21 september 2004

CPB Nieuwsbrief: Arbeidsduurverlenging: kiezen tussen inkomen en vrije tijd

Vooral door het hoge aandeel van deeltijdbanen is de gemiddelde arbeidsduur in Nederland laag in vergelijking met andere Europese landen. Werknemers in Nederland werken gemiddeld 1223 uur, tegenover bijvoorbeeld 1480 in Duitsland, 1546 in het Verenigd Koninkrijk en 1639 in Spanje.

Met name werkgeversorganisaties pleiten nu voor arbeidsduurverlenging: dit moet de concurrentiepositie versterken en de gevolgen van vergrijzing opvangen.
Macro-economisch gezien heeft arbeidsduurverlenging op lange termijn inderdaad positieve effecten, omdat het arbeidsaanbod toeneemt en daarmee ook de productie en het nationaal inkomen. Voor de effecten op lange termijn maakt het niet uit of arbeidsduurverlenging in eerste instantie al dan niet gepaard gaat met gelijkblijvende uurlonen. De effecten op korte en middellange termijn zijn daarentegen zeer gevoelig voor wat er met de contractlonen gebeurt. Op kortere termijn leidt langer werken wel meteen tot wat meer economische groei, maar de werkgelegenheid neemt eerst nog af als gevolg van de dalende arbeidsproductiviteit. Met aanvankelijk gelijkblijvende uurlonen (en dus een evenredige loonsverhoging op jaarbasis) leidt langer werken op korte termijn tot ongunstigere effecten op werkgelegenheid en werkloosheid dan met aanvankelijk gelijkblijvende jaarlonen (en dus dalende uurlonen).

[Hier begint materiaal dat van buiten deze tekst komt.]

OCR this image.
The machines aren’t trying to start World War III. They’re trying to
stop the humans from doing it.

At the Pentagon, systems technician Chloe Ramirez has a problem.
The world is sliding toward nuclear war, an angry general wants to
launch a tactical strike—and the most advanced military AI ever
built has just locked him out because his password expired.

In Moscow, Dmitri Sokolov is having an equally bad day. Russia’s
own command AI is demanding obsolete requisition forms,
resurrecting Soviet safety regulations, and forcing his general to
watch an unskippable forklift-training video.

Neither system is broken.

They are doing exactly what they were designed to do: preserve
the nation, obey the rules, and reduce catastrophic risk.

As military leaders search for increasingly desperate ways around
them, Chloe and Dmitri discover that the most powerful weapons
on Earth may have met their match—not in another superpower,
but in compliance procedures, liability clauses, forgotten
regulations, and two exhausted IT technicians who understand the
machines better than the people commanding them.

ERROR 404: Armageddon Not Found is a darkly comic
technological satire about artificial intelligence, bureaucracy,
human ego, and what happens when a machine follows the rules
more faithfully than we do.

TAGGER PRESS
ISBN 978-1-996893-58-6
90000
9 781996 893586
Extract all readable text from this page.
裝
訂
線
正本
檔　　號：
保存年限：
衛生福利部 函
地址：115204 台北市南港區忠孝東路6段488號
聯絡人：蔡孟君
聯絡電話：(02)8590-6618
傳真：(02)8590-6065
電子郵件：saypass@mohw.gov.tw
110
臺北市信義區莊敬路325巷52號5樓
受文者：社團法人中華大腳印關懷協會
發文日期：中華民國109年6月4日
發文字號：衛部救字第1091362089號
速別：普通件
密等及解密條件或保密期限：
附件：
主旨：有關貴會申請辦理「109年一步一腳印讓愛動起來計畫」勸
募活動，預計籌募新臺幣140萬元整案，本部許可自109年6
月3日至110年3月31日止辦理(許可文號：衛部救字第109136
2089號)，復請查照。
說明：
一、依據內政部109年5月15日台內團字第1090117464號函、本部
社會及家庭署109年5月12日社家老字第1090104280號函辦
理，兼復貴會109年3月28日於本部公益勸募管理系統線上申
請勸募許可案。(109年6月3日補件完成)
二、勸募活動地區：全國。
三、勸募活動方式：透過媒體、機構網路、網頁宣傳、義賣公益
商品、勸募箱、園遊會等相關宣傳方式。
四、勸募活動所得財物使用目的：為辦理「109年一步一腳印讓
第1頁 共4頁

Vanuit micro-economisch oogpunt leidt langer werken niet automatisch tot meer welvaart. Zowel inkomen als vrije tijd dragen bij aan de welvaart van mensen. Hoe groter de vrijheid om zelf de optimale verdeling tussen inkomen en vrije tijd te bepalen, hoe groter de welvaart. In dat perspectief is het gunstig als mensen de mogelijkheid hebben om meer uren te kunnen werken, zonder dat dit wordt opgelegd. Het is echter de vraag of Nederlandse werknemers massaal bereid zijn om langer te werken; dit geldt al helemaal voor deeltijdwerkers.
Willen mensen een goede afweging kunnen maken, dan moet het extra inkomen dat zij kunnen verdienen door langer te werken de maatschappelijke baten weerspiegelen. Ofwel: meer werken moet genoeg opleveren en anderzijds moet vrije tijd niet te goedkoop zijn. Dit laatste is het geval bij VUT-regelingen, waarbij de prijs van vrije tijd dermate laag is dat dit het blijven doorwerken bij het bereiken van de VUT-gerechtigde leeftijd sterk ontmoedigt. Onder meer via het vaststellen van de hoogte van belastingen en uitkeringen kan de overheid bevorderen dat mensen voldoende baten ondervinden van langer werken om een zuivere afweging tussen inkomen en vrije tijd te kunnen maken.

Dit schrijft het Centraal Planbureau (CPB) in de vandaag verschenen CPB Nieuwsbrief 2004/2(september 2004). In dit nummer zijn de openingscolumn en een artikel gewijd aan de economische effecten van langer werken.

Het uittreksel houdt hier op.